Nación – El fallecimiento de Carlos “Indio” Solari a causa de un accidente cerebrovascular hemorrágico generó una gran conmoción y puso nuevamente en el centro de la atención pública la importancia vital de identificar a tiempo los síntomas de esta emergencia médica. Según cifras oficiales del Ministerio de Salud, en Argentina más de 50.000 personas sufren un ACV cada año; se trata de una de las principales causas de muerte y también de discapacidad en la población adulta, pero actuar con rapidez marca una diferencia determinante en las posibilidades de recuperación y en la reducción de secuelas.
El accidente cerebrovascular ocurre cuando se interrumpe el flujo de sangre hacia una parte del cerebro, ya sea porque se tapa una arteria —lo que se conoce como ACV isquémico— o porque se rompe un vaso sanguíneo, el caso del ACV hemorrágico que afectó al músico. En cualquiera de las dos variantes, la urgencia es absoluta. La Dra. Virginia Pujol Lereis, neuróloga y jefa del Servicio de Neurología Vascular de FLENI, explica con claridad: “El ACV no avisa. Se manifiesta de manera súbita y cada minuto cuenta. Por eso es fundamental que la comunidad sepa qué hacer ante un potencial cuadro y que los sistemas de salud estén organizados para dar una respuesta coordinada y veloz”.

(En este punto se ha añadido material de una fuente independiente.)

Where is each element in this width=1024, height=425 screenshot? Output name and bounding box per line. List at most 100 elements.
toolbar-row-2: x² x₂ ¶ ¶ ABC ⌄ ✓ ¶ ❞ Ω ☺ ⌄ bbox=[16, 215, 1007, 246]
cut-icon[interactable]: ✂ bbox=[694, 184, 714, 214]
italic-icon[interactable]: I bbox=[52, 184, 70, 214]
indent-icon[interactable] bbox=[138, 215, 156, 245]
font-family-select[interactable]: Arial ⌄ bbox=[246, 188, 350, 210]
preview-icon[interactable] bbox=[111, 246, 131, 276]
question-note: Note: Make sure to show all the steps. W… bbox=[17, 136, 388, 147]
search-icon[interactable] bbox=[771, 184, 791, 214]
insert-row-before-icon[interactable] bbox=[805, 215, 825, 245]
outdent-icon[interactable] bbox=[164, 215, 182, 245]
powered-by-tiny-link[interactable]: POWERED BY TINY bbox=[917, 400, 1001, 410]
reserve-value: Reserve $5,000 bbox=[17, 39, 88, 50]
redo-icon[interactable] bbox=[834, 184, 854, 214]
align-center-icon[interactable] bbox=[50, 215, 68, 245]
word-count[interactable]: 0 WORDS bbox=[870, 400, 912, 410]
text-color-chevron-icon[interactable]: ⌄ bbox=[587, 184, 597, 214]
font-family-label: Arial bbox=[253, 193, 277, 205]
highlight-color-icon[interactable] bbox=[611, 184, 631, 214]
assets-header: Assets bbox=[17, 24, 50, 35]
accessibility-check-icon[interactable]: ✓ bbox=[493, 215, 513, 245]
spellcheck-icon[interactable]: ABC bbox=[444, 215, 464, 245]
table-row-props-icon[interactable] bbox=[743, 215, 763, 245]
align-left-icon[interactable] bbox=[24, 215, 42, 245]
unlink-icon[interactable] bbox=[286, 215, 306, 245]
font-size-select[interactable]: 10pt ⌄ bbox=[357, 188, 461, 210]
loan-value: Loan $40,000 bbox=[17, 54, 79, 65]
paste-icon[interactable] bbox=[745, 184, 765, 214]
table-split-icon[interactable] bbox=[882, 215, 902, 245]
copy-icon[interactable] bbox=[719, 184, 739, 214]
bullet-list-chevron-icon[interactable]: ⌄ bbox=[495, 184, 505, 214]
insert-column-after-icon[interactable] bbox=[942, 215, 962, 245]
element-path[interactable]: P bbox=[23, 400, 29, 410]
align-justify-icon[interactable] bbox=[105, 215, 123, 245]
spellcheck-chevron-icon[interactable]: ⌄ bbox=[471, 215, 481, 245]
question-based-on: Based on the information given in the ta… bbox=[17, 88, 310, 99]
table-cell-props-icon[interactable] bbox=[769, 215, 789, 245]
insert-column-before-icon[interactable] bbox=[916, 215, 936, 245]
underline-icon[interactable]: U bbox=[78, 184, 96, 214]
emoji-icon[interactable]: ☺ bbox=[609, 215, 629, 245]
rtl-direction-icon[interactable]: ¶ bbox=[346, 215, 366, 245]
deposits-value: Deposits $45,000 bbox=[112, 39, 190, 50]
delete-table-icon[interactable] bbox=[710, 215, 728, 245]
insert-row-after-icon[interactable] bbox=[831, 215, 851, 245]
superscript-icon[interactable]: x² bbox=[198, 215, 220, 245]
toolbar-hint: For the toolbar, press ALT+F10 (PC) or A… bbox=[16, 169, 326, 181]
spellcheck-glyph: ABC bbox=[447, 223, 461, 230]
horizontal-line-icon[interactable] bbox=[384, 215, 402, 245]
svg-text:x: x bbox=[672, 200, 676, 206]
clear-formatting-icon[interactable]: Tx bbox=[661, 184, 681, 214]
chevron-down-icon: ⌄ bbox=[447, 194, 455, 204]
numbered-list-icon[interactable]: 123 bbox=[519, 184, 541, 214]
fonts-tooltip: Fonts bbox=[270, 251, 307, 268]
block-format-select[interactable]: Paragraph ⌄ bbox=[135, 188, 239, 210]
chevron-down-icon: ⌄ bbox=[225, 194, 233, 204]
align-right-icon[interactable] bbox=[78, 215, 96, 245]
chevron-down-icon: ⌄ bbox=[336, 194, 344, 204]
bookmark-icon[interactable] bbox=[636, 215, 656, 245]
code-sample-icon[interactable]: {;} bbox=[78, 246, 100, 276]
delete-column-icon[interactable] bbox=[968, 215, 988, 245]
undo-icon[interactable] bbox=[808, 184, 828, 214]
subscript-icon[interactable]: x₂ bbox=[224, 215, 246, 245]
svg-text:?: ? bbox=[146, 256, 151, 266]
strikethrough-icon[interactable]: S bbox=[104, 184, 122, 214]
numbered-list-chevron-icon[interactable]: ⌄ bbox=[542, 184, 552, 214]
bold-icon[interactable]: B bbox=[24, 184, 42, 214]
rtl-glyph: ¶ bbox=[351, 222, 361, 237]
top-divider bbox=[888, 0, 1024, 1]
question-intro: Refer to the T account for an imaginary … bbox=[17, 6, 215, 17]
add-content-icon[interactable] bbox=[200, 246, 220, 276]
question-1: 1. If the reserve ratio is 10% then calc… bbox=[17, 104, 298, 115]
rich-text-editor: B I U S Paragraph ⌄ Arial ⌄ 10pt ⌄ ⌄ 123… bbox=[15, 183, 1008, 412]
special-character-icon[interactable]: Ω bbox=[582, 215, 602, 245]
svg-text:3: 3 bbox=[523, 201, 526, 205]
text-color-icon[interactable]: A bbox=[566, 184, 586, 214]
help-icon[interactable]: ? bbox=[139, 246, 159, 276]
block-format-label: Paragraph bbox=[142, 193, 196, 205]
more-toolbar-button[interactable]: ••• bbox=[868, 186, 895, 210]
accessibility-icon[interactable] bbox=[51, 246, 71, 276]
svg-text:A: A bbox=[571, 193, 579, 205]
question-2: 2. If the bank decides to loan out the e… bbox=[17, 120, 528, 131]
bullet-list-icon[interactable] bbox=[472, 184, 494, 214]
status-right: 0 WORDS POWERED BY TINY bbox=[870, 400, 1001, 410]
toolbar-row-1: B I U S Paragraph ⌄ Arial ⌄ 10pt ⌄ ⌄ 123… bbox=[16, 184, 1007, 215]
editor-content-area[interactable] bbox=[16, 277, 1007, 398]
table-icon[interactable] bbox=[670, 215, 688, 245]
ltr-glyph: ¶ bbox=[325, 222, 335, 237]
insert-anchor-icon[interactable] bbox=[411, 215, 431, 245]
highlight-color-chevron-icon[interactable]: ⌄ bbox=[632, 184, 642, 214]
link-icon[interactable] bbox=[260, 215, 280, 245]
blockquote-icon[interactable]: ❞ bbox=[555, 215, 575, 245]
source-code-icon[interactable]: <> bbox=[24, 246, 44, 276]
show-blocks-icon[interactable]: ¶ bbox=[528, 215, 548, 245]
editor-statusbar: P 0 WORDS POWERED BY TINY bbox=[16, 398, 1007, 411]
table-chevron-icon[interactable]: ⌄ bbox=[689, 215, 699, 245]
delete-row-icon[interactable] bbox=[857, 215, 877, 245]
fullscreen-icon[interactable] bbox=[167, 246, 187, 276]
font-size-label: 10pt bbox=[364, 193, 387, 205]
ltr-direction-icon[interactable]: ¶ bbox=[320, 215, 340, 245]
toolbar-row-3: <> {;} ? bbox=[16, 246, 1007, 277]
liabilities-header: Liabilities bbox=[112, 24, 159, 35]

Conocer las señales de alerta permite reaccionar sin demoras. Seis indicios clave que aparecen de golpe y deben activar la búsqueda inmediata de ayuda médica son: debilidad o entumecimiento repentino en cara, brazo o pierna —especialmente si es de un solo lado—; dificultad para hablar o entender lo que dicen; pérdida brusca de visión en uno o ambos ojos; dolor de cabeza muy intenso y sin causa aparente; pérdida de equilibrio, mareos o dificultad para caminar; y confusión súbita. Reconocer estos síntomas, llamar a la emergencia y llegar rápido a un centro preparado son los pasos fundamentales para mejorar el pronóstico y reducir el riesgo de consecuencias graves.